James David: Well I think the biggest misconception among just average people, and even a lot of musicians who are not composers, is that it is not divine inspiration. It is not this incredible gift that every single composer has. It’s like every other aspect of music. You have to practice it, you have to work on it regularly to become skilled at it. It’s very much, I’d say, 95% skill based and 5% creativity or talent or however you want to put it. I think most people who are trained musicians have the ability to be composers in some capacity if they just try it and practice it in the same way that they would practice their instrument. That’s the biggest misconception that I encounter all the time. People always ask me “How do you come up with such amazing ideas?”. Well I, really don’t. I just spent a whole lot of time studying other people’s music and then try to find a way to translate some of those ideas into my own music. It’s just a very long, slow process.
FCWS: For the, let’s say, the young audience member who might be thinking that music is a viable career and that they want to dabble in composition, or start learning it, what would be your advice for them?
James David: The biggest advice is just to try it. Just see if you can figure it out. That’s exactly how I started, that’s how every composer I know started. They just attempted it with no warning whatsoever. They just tried to see if they could figure something out. My very first piece I tried to write, I took a band piece that we were playing in my 6thgrade band and tried to take the melody from that and rearrange it and then write like a variation on it. And it was, of course, horrifyingly bad but it got me interested. My middle school band director was nice enough to actually read the piece with the band and take time out to do that, and that was enough to get me hooked from that point forward. And I’m still writing music for band 25 years later. It really is just that simple to me, you just have to try it, and then just stick with it.

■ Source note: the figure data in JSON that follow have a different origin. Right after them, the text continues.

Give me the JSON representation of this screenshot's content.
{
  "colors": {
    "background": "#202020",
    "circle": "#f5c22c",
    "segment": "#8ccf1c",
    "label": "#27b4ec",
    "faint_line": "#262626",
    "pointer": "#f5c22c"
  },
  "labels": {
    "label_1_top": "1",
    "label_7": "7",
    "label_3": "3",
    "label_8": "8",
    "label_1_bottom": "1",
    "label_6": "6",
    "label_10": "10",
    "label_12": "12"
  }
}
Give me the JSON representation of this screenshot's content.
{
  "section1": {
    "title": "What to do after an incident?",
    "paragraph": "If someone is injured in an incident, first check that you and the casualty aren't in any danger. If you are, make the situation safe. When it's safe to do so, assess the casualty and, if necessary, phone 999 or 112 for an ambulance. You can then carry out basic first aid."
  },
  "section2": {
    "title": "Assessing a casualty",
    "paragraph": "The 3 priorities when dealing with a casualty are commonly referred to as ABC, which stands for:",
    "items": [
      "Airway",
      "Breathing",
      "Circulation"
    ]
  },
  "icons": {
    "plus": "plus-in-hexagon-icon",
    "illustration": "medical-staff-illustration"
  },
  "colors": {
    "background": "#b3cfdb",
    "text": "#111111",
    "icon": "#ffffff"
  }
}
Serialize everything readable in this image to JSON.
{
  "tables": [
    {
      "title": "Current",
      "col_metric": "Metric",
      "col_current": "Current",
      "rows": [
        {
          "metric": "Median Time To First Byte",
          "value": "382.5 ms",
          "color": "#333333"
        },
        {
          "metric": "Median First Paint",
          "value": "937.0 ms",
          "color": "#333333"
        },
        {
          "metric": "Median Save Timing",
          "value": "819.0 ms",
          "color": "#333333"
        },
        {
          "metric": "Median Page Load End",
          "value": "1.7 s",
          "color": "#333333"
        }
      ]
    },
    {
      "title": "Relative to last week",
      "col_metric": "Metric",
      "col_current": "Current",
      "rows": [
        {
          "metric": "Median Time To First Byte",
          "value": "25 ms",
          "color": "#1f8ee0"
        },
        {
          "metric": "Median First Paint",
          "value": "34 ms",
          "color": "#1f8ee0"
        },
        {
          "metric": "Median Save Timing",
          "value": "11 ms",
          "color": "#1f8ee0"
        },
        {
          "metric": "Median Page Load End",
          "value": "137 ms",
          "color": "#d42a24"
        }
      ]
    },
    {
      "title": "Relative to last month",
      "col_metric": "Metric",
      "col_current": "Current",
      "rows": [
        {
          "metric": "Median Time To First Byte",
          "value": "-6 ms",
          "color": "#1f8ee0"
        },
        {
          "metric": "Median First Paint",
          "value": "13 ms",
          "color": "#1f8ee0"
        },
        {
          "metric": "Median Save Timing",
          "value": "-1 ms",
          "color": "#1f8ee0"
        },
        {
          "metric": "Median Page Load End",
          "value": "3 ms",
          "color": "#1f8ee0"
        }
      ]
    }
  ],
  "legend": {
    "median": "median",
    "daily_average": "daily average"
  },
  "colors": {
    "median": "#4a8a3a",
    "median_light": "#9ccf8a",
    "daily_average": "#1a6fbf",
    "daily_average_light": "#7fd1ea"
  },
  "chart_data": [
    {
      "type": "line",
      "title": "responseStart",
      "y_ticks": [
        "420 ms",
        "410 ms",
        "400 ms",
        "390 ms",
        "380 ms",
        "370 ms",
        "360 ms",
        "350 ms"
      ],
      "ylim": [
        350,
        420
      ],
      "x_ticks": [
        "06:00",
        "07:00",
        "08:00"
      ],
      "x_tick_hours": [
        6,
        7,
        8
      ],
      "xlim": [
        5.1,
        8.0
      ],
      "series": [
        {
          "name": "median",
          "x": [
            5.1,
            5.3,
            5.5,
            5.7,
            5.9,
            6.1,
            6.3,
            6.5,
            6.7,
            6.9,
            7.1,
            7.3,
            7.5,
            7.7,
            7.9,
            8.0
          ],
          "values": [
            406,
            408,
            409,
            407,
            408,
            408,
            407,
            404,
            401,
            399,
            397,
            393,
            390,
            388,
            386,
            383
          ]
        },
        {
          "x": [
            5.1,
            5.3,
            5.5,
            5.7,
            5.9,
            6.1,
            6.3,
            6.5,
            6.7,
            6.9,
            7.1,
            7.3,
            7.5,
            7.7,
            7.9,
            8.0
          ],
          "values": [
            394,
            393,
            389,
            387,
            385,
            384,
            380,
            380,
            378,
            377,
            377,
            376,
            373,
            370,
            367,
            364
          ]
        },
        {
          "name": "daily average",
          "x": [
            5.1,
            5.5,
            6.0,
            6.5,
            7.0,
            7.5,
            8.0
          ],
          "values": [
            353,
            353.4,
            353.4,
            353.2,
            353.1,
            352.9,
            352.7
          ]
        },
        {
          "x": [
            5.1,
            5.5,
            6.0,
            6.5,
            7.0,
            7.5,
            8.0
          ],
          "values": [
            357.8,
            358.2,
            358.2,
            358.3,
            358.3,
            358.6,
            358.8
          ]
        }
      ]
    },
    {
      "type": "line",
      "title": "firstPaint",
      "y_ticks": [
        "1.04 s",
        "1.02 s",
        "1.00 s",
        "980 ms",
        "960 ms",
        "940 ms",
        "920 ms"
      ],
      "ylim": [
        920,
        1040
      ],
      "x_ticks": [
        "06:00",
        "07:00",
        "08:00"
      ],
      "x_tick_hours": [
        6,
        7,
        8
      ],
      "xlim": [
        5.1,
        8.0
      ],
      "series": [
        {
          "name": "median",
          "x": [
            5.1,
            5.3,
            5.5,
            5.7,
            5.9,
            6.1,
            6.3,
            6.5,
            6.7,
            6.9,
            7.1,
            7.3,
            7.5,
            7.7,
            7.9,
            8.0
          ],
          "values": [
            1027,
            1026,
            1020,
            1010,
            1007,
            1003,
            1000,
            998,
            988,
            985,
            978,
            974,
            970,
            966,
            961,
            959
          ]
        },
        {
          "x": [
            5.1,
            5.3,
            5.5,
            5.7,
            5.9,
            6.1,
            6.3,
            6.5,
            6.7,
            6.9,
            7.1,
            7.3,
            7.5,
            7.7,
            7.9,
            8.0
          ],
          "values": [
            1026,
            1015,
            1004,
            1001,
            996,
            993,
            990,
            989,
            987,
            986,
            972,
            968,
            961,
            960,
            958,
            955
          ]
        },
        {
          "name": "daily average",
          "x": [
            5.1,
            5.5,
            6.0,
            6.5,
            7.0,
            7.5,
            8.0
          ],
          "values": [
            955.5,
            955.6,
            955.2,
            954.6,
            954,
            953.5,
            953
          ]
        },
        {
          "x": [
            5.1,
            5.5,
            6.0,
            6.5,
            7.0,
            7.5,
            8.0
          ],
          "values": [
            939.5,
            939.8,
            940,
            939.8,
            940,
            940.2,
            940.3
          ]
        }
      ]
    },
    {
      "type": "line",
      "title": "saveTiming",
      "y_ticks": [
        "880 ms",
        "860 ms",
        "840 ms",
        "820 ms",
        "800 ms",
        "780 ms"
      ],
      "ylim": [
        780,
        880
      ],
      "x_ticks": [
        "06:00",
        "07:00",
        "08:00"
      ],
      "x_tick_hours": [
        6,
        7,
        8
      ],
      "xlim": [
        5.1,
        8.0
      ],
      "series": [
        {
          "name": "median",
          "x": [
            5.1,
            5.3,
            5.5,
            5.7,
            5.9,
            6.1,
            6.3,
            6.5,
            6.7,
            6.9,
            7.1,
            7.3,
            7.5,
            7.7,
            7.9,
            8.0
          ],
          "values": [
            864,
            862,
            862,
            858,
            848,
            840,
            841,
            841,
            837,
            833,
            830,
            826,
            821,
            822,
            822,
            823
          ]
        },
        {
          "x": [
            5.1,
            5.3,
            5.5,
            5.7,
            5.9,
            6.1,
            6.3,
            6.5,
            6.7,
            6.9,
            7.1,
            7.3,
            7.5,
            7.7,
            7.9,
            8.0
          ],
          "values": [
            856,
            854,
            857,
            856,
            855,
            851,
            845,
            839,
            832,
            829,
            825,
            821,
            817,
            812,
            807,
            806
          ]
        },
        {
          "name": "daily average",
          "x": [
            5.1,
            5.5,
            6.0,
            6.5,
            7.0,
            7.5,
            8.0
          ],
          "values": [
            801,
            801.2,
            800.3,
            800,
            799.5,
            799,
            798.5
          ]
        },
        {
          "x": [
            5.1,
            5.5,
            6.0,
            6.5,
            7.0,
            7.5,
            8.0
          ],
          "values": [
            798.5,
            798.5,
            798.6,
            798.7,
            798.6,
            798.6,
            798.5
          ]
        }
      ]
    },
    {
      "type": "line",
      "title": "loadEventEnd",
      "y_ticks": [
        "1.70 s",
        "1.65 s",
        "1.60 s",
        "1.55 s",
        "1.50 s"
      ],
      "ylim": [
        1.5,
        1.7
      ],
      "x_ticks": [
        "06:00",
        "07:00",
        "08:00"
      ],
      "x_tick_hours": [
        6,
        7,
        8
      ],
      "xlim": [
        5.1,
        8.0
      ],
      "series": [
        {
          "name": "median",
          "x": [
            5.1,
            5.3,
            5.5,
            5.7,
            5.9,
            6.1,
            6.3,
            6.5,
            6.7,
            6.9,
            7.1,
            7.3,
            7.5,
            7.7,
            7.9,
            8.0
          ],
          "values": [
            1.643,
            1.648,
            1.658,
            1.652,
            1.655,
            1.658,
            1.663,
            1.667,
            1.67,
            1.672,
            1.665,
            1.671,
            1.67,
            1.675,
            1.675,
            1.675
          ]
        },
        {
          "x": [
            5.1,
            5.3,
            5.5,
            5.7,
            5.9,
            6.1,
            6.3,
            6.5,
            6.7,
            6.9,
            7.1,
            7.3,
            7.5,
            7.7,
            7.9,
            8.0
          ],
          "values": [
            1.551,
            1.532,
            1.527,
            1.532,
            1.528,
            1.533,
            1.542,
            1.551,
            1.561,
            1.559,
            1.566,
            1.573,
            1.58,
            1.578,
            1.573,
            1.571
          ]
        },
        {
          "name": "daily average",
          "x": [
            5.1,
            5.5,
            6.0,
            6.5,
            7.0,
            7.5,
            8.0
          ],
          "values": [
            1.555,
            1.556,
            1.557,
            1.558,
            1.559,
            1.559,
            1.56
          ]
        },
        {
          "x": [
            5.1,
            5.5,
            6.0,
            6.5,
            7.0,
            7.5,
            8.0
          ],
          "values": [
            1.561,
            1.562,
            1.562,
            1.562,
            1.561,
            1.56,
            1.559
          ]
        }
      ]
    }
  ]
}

FCWS: We will wrap things up with this question, from the perspective of a contemporary composer, what does the future of classical music look like?
James David: I think it’s going to continue to evolve, that’s an easy answer, but I think we’ve seen a lot of the experimentalism of the past few decades, maybe from the 1950s through the 1980s, that’s starting to settle out a bit. There’s less need to try to push the boundaries of music because we’ve kind of already explored that to a degree. I think the integration of music and technology is going to be something that is continually evolving over the next few years. I think that there is already some changes that are happening there that are interesting. And I think we’re going to continue to see different types of institutions become important. I think the days of the major symphony orchestras, the major opera companies, being the dominant institutions of music, I think those days are largely over. And I think they’re going to continue – it’s not that they’re going to completely die out, it’s just that they’re not going to have the same relevance that they once had. This is one of the main reasons I compose for band and that I am a big fan of the band community. They are extremely supportive of new music and particularly a lot of the college band directors that I know that I get to work it on a regular basis, they just are hungry for new music. Every single year they want new music and want it to be more interesting and more engaging and more difficult and more exciting for their audiences. I think the wind band is really where it’s at if you want to write exciting symphonic music and have a wide audience that is interested in supporting that, as opposed to the orchestra where they are kind of scraping along just to survive these days, and they don’t’ have as much time to devote to exposing new music to their audience. I really feel groups like the FCWS and university bands and professional bands are going to continue to grow in their importance to composers, and in particular composers of new music.